1. Reliable, Scalable, and Maintainable Applications

Many applications today are data-intensive rather than compute-intensive. The bottleneck is usually the amount of data, the complexity of data, and how fast it changes—not raw CPU power. This chapter establishes three fundamental concerns for building data systems.

Thinking About Data Systems

Databases, caches, and queues are traditionally thought of as different categories of tools with different access patterns, performance characteristics, and implementations. But the boundaries are blurring:

Redis: A datastore that can also be used as a message queue
Kafka: A message queue with database-like durability guarantees

Modern applications are usually too complex to solve with a single tool, requiring composite systems. In this view, the application developer becomes a data system designer, responsible for a system that provides specific guarantees to the client.
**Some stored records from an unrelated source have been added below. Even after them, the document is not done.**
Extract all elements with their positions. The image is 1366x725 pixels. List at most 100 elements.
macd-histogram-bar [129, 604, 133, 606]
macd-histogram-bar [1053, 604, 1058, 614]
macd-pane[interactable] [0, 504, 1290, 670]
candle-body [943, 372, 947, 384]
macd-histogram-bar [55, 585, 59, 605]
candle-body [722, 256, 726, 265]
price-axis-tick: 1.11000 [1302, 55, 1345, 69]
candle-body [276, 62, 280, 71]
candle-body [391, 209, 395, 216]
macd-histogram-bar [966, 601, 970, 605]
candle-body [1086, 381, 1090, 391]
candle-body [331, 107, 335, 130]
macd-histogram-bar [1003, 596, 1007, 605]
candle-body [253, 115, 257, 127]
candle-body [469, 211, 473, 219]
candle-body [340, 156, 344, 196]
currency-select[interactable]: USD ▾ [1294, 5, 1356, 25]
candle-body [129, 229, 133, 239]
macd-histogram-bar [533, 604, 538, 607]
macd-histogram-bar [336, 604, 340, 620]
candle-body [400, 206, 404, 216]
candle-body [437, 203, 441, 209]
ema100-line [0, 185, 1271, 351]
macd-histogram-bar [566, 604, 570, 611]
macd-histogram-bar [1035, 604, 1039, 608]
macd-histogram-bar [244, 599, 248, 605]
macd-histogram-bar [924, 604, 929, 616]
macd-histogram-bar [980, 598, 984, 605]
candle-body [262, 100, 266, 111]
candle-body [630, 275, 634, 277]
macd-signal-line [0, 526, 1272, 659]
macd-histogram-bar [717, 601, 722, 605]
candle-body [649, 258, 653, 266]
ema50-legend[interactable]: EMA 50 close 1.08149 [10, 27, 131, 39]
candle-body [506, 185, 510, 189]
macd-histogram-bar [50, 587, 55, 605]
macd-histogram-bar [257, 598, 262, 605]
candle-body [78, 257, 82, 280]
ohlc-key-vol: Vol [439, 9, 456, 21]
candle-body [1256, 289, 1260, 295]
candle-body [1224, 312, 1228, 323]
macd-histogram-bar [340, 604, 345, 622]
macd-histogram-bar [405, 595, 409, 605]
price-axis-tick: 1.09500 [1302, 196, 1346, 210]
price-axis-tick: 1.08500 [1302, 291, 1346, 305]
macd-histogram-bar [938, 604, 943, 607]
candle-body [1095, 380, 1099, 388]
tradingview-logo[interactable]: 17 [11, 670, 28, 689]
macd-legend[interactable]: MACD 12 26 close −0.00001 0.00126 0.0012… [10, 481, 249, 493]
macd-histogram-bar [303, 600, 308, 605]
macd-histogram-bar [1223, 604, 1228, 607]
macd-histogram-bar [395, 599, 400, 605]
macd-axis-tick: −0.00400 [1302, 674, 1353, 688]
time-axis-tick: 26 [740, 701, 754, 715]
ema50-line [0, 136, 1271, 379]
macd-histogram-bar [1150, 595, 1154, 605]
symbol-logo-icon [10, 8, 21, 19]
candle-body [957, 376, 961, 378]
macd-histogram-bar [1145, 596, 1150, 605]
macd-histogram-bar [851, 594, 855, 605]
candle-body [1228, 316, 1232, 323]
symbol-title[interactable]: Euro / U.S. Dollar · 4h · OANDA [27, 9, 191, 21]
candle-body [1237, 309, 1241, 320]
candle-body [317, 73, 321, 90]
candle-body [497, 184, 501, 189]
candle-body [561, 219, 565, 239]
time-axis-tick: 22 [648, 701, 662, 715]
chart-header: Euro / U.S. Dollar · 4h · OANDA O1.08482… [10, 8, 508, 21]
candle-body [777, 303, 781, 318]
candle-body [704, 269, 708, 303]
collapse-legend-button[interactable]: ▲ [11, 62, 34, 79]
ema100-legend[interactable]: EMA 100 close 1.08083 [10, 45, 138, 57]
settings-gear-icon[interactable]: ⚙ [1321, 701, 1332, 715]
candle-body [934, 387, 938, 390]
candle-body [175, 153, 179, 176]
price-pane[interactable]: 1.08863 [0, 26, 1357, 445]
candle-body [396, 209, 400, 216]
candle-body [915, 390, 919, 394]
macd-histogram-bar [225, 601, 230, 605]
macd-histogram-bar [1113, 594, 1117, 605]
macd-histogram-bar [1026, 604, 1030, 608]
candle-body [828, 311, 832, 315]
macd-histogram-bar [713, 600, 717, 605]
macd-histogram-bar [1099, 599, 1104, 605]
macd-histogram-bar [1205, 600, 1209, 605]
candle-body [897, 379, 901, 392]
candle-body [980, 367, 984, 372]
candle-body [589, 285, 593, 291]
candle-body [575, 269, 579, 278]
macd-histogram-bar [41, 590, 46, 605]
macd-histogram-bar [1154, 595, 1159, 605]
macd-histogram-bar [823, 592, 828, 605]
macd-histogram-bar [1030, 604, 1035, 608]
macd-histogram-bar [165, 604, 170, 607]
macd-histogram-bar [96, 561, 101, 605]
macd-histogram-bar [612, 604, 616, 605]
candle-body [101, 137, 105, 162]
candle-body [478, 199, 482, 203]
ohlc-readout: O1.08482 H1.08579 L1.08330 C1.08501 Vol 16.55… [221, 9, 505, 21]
The book focuses on three main concerns:

Reliability: Continuing to work correctly when things go wrong
Scalability: Having strategies to handle growth in load
Maintainability: Making it easy for people to work on the system over time

Reliability

First, distinguish between faults and failures:

Fault: When one component of the system deviates from its specification.

Failure: When the system as a whole stops providing the required service to the user.

It’s impossible to reduce the probability of a fault to zero. The goal is to design fault-tolerant mechanisms that prevent faults from causing failures.

Types of faults:

Hardware faults: Hard disks crashing, RAM failing, power outages. Usually handled with redundancy (RAID, backup generators).
Software errors: Systematic bugs in the system. Hard to anticipate and tend to cause more failures since they are correlated across nodes.
Human error: Configuration mistakes by operators—the leading cause of outages.
- Design systems that minimize opportunities for error
- Provide sandbox environments to explore and experiment safely

Example: Netflix Chaos Monkey

Netflix’s Chaos Monkey deliberately kills random server processes in production. The goal is to ensure that fault-tolerance mechanisms are actually working—not just theoretically sound.

Scalability

Scalability isn’t a simple “yes” or “no” label. It’s about how the system handles growth in specific circumstances.

Describing Load

Choose load parameters—the dimensions of growth you want your system to handle:

Requests per second
Ratio of reads to writes
Number of simultaneous users

Twitter case study:

Post tweet: avg 4.6k rps, peak 12k rps
View timeline: 300k rps

Handling 12k writes/sec is easy. But 300k reads/sec is harder—and Twitter guarantees tweet delivery to followers within 5 seconds.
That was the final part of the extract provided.